The decade from 1982 through 1992 witnessed tremendous growth in pediatric
cardiac transplantation. At Children's Hospital of Pittsburgh 66 cardiac transplants were performed during this period (age range 7 hours to 18 years). The cause of
cardiomyopathy was congenital (
n = 30),
cardiomyopathy (n = 29),
myocarditis (n = 2),
doxorubicin toxicity (n = 2), ischemic (n = 1), valvular (n = 1), and cardiac
angiosarcoma (n = 1). Nine children (14%) required mechanical circulatory support before
transplantation:
extracorporeal membrane oxygenation (n = 8) and Novacor left ventricular assist system (n = 1) (Baxter Healthcare Corp., Novacor Div., Oakland, Calif.). The mean follow-up time was 2 years (range 4 months to 8 years). The overall survival in the group was 67%. In children with
congenital heart disease (> 6 months of age) the perioperative (30 day) mortality was 66% before mid-1988 (n = 10) and 0% since mid-1988 (n = 11). The late mortality (> 30 days) in children with
cardiomyopathy transplanted prior to mid-1988 was 66% (n = 14) and 7% since mid-1988 (n = 15). Since mid-1988 1- and 3-year survival was 82% in children with
congenital heart disease and 90% in children with
cardiomyopathy.

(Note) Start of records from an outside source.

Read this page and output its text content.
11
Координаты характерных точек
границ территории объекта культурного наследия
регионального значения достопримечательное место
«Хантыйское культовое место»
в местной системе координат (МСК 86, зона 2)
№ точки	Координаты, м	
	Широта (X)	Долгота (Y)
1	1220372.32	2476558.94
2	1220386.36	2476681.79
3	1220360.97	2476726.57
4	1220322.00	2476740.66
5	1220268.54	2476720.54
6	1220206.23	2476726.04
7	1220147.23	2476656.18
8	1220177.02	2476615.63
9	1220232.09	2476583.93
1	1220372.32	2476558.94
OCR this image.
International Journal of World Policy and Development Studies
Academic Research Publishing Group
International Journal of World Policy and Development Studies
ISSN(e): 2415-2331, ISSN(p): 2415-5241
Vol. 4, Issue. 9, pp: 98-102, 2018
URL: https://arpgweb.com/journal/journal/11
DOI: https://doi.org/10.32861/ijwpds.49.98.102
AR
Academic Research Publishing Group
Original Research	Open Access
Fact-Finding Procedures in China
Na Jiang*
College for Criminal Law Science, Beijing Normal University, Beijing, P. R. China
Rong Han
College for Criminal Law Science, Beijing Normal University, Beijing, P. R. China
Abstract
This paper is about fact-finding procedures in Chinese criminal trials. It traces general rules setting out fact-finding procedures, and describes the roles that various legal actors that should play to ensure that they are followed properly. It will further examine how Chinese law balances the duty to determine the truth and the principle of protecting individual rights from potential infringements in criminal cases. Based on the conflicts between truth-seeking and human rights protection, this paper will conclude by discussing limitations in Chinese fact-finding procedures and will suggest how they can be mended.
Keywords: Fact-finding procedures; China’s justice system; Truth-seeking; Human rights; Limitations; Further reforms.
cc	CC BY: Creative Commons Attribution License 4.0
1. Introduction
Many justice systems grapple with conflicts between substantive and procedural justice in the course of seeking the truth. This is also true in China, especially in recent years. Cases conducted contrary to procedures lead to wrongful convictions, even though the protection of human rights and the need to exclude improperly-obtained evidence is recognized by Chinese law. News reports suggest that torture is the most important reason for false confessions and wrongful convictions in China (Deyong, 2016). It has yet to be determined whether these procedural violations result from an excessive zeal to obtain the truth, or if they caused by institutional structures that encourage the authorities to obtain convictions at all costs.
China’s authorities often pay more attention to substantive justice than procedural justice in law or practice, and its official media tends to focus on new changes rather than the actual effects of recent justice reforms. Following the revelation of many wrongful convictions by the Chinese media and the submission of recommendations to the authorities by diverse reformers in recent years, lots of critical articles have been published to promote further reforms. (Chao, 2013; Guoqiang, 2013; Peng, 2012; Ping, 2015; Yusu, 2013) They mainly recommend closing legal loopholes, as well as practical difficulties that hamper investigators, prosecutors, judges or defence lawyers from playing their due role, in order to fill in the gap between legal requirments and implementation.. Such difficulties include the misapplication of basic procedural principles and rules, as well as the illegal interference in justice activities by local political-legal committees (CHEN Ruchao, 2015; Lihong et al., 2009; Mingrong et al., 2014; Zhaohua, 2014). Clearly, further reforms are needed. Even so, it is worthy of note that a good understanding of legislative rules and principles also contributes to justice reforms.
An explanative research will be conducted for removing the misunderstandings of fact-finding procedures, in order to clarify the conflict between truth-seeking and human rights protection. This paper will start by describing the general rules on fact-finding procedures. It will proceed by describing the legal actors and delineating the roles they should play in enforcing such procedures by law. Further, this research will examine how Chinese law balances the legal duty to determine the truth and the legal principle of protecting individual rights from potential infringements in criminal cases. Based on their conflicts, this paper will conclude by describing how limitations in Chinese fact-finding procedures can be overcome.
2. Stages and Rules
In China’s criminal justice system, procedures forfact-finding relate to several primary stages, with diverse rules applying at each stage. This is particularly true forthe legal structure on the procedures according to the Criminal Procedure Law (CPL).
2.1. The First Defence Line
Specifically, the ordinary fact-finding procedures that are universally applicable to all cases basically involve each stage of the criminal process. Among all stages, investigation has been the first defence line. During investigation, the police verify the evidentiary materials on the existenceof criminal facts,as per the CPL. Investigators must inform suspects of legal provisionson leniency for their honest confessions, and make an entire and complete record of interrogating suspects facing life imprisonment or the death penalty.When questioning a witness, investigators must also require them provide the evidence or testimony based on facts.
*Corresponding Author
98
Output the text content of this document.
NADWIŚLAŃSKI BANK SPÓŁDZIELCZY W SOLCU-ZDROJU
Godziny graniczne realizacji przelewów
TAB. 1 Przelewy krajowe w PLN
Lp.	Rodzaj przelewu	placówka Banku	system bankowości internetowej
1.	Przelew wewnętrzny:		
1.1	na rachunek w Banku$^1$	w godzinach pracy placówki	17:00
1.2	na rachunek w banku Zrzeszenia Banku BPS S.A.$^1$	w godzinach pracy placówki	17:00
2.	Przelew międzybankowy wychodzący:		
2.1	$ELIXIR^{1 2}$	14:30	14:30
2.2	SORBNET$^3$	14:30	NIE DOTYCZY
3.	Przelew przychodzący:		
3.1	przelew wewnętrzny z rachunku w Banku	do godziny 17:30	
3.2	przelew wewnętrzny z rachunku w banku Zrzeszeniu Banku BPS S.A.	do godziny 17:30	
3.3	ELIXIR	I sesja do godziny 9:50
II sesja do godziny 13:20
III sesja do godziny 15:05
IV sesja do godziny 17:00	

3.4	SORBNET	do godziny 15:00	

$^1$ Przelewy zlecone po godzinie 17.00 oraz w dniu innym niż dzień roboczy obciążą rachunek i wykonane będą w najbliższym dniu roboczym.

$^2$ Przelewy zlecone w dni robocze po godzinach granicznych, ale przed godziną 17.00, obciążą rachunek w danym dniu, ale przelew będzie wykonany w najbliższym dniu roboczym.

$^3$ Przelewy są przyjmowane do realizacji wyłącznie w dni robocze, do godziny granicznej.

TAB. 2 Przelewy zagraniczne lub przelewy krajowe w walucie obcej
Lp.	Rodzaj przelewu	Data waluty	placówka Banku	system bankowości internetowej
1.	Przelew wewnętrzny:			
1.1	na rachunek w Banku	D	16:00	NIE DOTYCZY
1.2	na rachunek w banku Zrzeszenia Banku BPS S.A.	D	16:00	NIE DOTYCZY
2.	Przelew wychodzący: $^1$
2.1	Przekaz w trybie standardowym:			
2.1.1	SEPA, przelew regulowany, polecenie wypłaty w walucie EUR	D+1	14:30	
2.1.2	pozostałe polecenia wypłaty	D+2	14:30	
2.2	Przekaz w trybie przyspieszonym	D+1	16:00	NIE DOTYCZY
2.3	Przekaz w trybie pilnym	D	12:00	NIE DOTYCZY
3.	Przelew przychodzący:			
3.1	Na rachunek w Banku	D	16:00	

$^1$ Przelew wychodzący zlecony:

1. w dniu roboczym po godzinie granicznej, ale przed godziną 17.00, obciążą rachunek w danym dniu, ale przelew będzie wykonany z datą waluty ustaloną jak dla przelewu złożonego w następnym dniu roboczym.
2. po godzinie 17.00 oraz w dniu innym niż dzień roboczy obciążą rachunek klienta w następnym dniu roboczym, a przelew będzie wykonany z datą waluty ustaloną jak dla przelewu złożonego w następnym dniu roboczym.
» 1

Twenty-six children have had
FK 506 as their primary immunosuppressive therapy since November 1989. Survival in this group was 82% at 1 and 3 years. The actuarial freedom from grade 3A rejection in the FK group was 60% at 3 and 6 months after
transplantation versus 20% and 12%, respectively, in the 15 children operated on before the advent of
FK 506, who were treated with
cyclosporine-based triple-
drug therapy (p < 0.001, Mantel-Cox and Breslow). Twenty of 24 children (83%) in the
FK 506 group are receiving no
steroids. The prevalence of posttransplantation
hypertension was 4% in the
FK 506 group versus 70% in the
cyclosporine group (p < 0.001, Fisher). Renal toxicity in children treated with
FK 506 has been mild. Additionally, eight children have been switched to
FK 506 because of refractory rejection and
drug toxicity.
FK 506 has not produced
hirsutism,
gingival hyperplasia, or abnormal facial bone growth. The absence of these debilitating side effects, together with the observed immune advantage and
steroid-sparing effects of
FK 506, hold tremendous promise for the young patient facing
cardiac transplantation and a future wedded to immunosuppression.